Das Stichwort Weinberg, als der Ort, an dem einmal Wein angebaut wurde, nimmt sich heute auch die Friedhofsgärtnerei von St. Nicolai zum Vorbild: Weinstöcke sind angepflanzt worden, so dass es seit einiger Zeit neben Wald- und Baumgräbern, Reihengräbern unter Rasen und der schier unendlichen Bandbreite sehr individuell gestalteter Gräber nun auch Erd- und Urnengräber am Weinstock gibt.

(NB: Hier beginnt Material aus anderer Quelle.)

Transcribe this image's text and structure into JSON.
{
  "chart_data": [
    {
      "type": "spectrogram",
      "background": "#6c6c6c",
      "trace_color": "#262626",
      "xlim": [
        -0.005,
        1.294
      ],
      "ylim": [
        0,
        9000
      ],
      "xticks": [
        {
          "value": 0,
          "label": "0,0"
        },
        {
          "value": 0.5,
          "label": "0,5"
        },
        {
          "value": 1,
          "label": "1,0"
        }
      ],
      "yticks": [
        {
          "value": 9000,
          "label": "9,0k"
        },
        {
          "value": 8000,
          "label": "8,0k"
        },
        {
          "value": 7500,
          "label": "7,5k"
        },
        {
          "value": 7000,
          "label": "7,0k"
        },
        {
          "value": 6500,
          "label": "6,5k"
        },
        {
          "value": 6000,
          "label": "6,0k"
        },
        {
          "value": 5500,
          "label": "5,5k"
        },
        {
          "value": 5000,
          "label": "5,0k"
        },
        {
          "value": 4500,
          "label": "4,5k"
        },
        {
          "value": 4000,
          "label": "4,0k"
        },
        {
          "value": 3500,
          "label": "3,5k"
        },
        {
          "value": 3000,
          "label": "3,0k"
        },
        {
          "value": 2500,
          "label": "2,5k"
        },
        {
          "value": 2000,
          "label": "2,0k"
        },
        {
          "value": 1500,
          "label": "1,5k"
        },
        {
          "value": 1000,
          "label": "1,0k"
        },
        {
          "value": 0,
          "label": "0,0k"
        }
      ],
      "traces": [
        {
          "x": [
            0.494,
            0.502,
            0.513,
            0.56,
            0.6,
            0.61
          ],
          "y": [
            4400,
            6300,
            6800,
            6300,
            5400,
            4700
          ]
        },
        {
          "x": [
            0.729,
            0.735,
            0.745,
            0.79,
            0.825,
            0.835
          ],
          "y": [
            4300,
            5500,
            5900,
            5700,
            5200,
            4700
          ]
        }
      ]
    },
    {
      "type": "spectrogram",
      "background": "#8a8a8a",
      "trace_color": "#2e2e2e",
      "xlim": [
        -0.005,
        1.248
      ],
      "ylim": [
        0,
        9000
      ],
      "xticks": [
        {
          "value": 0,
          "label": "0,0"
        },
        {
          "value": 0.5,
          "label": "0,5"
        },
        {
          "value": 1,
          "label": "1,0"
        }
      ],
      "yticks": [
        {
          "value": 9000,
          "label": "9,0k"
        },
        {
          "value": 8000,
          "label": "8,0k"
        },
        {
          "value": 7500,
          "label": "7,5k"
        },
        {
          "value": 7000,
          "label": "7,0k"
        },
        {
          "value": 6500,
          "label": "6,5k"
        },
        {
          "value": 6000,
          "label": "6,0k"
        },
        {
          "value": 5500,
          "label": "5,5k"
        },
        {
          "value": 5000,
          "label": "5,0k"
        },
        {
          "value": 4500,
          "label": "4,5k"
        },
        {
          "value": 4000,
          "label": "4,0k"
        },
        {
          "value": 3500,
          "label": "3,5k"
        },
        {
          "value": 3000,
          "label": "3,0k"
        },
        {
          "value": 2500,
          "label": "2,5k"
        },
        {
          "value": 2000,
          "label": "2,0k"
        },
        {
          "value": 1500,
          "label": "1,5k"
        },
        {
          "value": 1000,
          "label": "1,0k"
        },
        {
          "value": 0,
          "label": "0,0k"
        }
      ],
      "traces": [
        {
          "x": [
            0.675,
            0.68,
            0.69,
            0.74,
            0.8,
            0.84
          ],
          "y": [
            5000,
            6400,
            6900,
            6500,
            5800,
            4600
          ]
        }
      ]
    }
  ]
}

Mittlerweile sind Urnengräber auch in Gifhorn die beliebteste Bestattungsart. Karsten Wolpers betont, dass der Wandel der Bestattungskultur zwar schon seit Jahrzehnten diskutiert würde, aber dass sich dieser Wandel im Falle des Nicolai-Friedhofs erst in den vergangenen zwei bis drei Jahren abgezeichnet habe. Waren es zuvor etwa jeweils zur Hälfte Erd- und Feuerbestattungen, so würden die Erdbestattungen weniger und die Feuerbestattungen mehr. Für die Friedhofsverwaltung bedeutet das mehr Freiflächen, die begrünt und gepflegt werden wollen. Auf den friedhofseigenen Flächen kann so vielfältiger und ökologisch durchdachter gepflanzt werden als auf einzelnen Grabstätten, zum Beispiel mit bienenfreundlichen Stauden, die der Erhaltung der Insektenvielfalt dienen.

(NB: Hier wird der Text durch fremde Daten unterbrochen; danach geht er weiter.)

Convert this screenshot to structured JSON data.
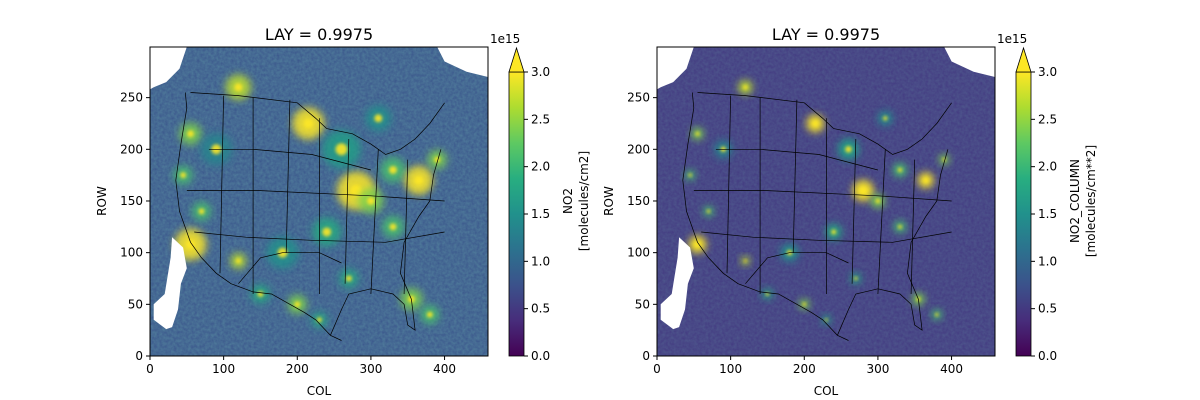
{
  "chart_data": [
    {
      "type": "heatmap",
      "title": "LAY = 0.9975",
      "xlabel": "COL",
      "ylabel": "ROW",
      "xlim": [
        0,
        459
      ],
      "ylim": [
        0,
        299
      ],
      "xticks": [
        0,
        100,
        200,
        300,
        400
      ],
      "yticks": [
        0,
        50,
        100,
        150,
        200,
        250
      ],
      "colorbar": {
        "label_line1": "NO2",
        "label_line2": "[molecules/cm2]",
        "range": [
          0.0,
          3.0
        ],
        "ticks": [
          "0.0",
          "0.5",
          "1.0",
          "1.5",
          "2.0",
          "2.5",
          "3.0"
        ],
        "offset_text": "1e15",
        "extend": "max",
        "colormap": "viridis"
      },
      "background_level": 0.7
    },
    {
      "type": "heatmap",
      "title": "LAY = 0.9975",
      "xlabel": "COL",
      "ylabel": "ROW",
      "xlim": [
        0,
        459
      ],
      "ylim": [
        0,
        299
      ],
      "xticks": [
        0,
        100,
        200,
        300,
        400
      ],
      "yticks": [
        0,
        50,
        100,
        150,
        200,
        250
      ],
      "colorbar": {
        "label_line1": "NO2_COLUMN",
        "label_line2": "[molecules/cm**2]",
        "range": [
          0.0,
          3.0
        ],
        "ticks": [
          "0.0",
          "0.5",
          "1.0",
          "1.5",
          "2.0",
          "2.5",
          "3.0"
        ],
        "offset_text": "1e15",
        "extend": "max",
        "colormap": "viridis"
      },
      "background_level": 0.4
    }
  ],
  "colors": {
    "viridis_low": "#440154",
    "viridis_mid": "#21918c",
    "viridis_high": "#fde725",
    "border": "#000000"
  }
}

Auch auf dem katholischen Friedhof der Gemeinde St. Altfrid am Gifhorner Weinberg wird vielfältiger und ökologischer gepflanzt und gegärtnert.

Foto: Çağla Canıdar

Wäre die Corona-Pandemie nicht dazwischengekommen, könnten die Neuerungen auf dem Friedhof St. Nicolai, etwa der frisch angelegte Luthergarten unter Obstbäumen, jetzt im Rahmen von Führungen erkundet werden. Karsten Wolpers ist zuversichtlich, dass das bald wieder möglich ist und die Besucher den Friedhof auch als urbane Grün-
anlage einmal etwas genauer kennenlernen können. Für die Zukunft sind Workshops für Grabpflege in Planung, um das Bewusstsein für den Grünflächenwert der Gräber zu stärken und um beim Gärtnern auf dem Friedhof zu unterstützen.